Ganz egal ist mir, ob der unterirdische Bahnhof gebaut wird oder nicht. Von mir aus kann das ganze oberirdische Gelumps abgerissen werden. Und was sind ein paar 100 Bäume bei Milliarden von Bäumen auf der Erde.

Für mich ist nur eines wichtig: Daß für das Projekt nur das an Geld verbraucht wird, das die Bahn für dieses nach ihrer Meinung bestgerechnete Projekt veranschlagt hat. Und keinen Cent Steuergelder mehr. Nicht so wie bei der Elbphilharmonie in Hamburg, wo seit 2007 die Kosten für den Steuerzahlen von 77 Millionen auf 323 Millionen Euro stiegen - und ein Ende der Fahnenstange ist immer noch nicht absehbar.
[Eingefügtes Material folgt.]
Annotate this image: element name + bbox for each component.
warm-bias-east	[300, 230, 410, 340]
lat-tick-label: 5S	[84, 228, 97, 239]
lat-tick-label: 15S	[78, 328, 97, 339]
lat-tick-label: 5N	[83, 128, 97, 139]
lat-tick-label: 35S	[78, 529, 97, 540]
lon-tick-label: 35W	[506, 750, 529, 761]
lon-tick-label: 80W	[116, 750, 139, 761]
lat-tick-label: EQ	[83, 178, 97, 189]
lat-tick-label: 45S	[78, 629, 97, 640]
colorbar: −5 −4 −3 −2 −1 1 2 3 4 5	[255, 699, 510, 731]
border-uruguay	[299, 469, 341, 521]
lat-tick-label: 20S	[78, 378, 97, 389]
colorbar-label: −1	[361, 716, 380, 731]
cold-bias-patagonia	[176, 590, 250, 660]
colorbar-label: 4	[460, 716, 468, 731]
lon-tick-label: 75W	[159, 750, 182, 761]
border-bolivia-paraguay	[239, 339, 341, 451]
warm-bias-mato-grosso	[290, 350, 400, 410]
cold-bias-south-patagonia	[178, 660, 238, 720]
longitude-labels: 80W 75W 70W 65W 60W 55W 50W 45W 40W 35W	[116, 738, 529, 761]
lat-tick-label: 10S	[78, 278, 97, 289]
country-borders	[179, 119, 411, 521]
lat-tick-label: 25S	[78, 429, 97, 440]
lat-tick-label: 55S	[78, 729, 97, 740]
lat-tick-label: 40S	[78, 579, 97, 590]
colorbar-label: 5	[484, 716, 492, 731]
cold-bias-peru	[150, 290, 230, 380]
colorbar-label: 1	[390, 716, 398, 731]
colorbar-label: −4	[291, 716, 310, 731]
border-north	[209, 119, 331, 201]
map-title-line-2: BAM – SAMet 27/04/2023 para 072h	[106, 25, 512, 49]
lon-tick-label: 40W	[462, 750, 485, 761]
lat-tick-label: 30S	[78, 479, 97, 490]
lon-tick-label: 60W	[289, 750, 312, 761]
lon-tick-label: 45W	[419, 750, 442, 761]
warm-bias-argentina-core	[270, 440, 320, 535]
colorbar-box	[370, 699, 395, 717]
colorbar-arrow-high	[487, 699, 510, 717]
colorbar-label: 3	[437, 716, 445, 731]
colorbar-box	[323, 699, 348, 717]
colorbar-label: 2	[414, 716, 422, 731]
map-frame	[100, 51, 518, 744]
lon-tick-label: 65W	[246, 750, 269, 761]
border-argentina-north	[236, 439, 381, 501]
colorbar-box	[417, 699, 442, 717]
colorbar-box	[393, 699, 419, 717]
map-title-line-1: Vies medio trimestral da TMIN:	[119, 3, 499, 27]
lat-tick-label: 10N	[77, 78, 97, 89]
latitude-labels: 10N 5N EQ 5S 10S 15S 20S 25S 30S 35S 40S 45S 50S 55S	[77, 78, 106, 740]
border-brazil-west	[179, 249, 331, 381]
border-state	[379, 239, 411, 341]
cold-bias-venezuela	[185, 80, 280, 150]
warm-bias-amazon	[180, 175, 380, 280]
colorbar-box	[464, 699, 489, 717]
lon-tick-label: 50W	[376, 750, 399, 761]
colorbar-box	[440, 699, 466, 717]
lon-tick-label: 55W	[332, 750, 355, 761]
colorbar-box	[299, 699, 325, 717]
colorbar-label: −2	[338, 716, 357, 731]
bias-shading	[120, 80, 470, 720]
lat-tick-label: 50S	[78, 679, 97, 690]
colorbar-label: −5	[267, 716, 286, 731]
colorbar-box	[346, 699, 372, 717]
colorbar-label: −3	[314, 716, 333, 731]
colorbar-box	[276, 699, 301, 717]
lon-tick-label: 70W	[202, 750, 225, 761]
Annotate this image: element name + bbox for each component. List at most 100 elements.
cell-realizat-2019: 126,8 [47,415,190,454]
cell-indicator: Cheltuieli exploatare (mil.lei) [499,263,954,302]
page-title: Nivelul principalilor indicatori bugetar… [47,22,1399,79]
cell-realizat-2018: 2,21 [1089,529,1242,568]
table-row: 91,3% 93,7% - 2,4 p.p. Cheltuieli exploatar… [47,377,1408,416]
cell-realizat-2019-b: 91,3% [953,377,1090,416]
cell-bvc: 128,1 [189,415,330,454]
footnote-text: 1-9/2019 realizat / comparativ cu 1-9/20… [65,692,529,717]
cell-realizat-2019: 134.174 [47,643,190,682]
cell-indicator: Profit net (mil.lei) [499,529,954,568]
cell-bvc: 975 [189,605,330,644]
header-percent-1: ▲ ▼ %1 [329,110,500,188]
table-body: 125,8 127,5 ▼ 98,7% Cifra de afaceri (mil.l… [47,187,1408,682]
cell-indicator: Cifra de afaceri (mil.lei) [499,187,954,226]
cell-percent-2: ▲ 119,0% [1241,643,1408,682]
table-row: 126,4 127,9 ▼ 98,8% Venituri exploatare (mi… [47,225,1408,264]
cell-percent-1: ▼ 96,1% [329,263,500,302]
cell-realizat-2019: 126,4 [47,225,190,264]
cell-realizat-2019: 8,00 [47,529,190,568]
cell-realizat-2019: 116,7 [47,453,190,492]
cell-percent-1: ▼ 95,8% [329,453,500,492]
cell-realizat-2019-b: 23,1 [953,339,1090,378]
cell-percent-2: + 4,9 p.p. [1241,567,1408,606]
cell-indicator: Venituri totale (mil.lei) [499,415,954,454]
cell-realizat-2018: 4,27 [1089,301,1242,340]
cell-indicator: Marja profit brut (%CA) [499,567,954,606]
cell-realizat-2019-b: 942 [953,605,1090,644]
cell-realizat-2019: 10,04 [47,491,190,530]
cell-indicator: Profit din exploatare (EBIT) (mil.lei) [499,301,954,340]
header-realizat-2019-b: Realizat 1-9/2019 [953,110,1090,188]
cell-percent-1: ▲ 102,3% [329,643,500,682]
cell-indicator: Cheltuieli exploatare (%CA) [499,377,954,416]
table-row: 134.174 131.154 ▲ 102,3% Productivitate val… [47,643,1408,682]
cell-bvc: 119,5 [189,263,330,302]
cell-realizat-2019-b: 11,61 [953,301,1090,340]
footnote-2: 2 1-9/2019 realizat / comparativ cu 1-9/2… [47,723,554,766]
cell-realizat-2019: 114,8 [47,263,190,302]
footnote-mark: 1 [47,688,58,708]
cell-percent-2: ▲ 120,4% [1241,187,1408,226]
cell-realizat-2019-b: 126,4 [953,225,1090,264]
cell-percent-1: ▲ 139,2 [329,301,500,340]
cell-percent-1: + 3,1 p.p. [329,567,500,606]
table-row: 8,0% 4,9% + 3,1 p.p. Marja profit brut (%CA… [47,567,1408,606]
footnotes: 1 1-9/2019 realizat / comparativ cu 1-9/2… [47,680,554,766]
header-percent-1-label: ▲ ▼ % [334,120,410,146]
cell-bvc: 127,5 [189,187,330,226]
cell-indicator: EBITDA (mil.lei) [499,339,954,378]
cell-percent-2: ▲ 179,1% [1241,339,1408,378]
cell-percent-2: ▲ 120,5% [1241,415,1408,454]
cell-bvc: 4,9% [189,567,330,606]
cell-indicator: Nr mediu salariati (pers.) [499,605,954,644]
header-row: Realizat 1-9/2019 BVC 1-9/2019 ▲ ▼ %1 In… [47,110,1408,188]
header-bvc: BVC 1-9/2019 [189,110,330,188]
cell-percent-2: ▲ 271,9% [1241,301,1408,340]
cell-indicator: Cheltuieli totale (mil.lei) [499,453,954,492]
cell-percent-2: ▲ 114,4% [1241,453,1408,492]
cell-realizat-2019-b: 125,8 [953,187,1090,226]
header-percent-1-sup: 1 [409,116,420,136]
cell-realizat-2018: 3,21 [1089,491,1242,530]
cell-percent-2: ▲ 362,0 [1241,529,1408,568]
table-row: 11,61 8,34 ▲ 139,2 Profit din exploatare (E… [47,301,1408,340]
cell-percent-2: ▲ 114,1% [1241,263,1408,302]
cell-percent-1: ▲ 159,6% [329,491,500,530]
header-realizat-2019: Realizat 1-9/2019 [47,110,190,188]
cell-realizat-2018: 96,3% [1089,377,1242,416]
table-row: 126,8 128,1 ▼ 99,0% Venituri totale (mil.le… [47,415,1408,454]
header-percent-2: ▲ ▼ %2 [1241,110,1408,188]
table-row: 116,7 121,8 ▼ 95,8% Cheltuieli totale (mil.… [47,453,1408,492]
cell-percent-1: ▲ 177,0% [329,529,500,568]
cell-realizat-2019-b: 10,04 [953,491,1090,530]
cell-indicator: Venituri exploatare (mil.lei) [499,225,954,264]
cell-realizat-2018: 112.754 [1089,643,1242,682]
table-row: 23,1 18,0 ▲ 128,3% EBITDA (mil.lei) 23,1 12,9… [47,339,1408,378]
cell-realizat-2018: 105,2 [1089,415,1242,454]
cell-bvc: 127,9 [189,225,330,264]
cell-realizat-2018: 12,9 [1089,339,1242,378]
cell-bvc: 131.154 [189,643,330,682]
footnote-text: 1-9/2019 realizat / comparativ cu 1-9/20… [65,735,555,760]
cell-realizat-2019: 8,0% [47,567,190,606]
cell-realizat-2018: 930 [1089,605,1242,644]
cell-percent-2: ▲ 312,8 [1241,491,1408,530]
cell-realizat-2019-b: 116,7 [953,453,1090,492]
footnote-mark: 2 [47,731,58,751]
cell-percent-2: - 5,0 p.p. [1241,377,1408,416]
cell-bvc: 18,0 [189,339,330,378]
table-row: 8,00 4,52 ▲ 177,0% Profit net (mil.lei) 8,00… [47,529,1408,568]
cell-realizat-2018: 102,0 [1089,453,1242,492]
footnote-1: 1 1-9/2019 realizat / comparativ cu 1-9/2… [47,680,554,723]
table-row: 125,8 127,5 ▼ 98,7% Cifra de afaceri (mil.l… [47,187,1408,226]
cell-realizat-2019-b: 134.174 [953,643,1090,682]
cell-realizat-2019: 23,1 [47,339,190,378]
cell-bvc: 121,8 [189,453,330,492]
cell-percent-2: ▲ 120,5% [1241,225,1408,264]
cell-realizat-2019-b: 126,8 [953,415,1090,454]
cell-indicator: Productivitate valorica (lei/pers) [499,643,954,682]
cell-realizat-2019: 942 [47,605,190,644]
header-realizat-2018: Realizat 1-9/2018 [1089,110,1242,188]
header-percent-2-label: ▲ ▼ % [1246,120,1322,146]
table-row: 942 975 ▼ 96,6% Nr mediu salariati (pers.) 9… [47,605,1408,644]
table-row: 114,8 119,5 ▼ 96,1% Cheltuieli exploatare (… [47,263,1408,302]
Es wäre doch so einfach den Gordischen Knoten zu zerschlagen. Die Deutsche Bahn müsste lediglich erklären, dass sie zu ihrer Kalkulation tatsächlich steht (da bestgerechnet) und auf jegliche Nachforderungen von Steuergeldern verzichtet, sollte die von ihr selbst gelegte Meßlatte gerißen werden.

Bei Vorliegen dieser rechtsverbindlichen Erklärung der Bahn wäre ich der erste der beim Volksentscheid dafür stimmen würde, daß das Land Baden-Württemberg 1,1 Milliarden unserer Steuergelder in das Projekt steckt.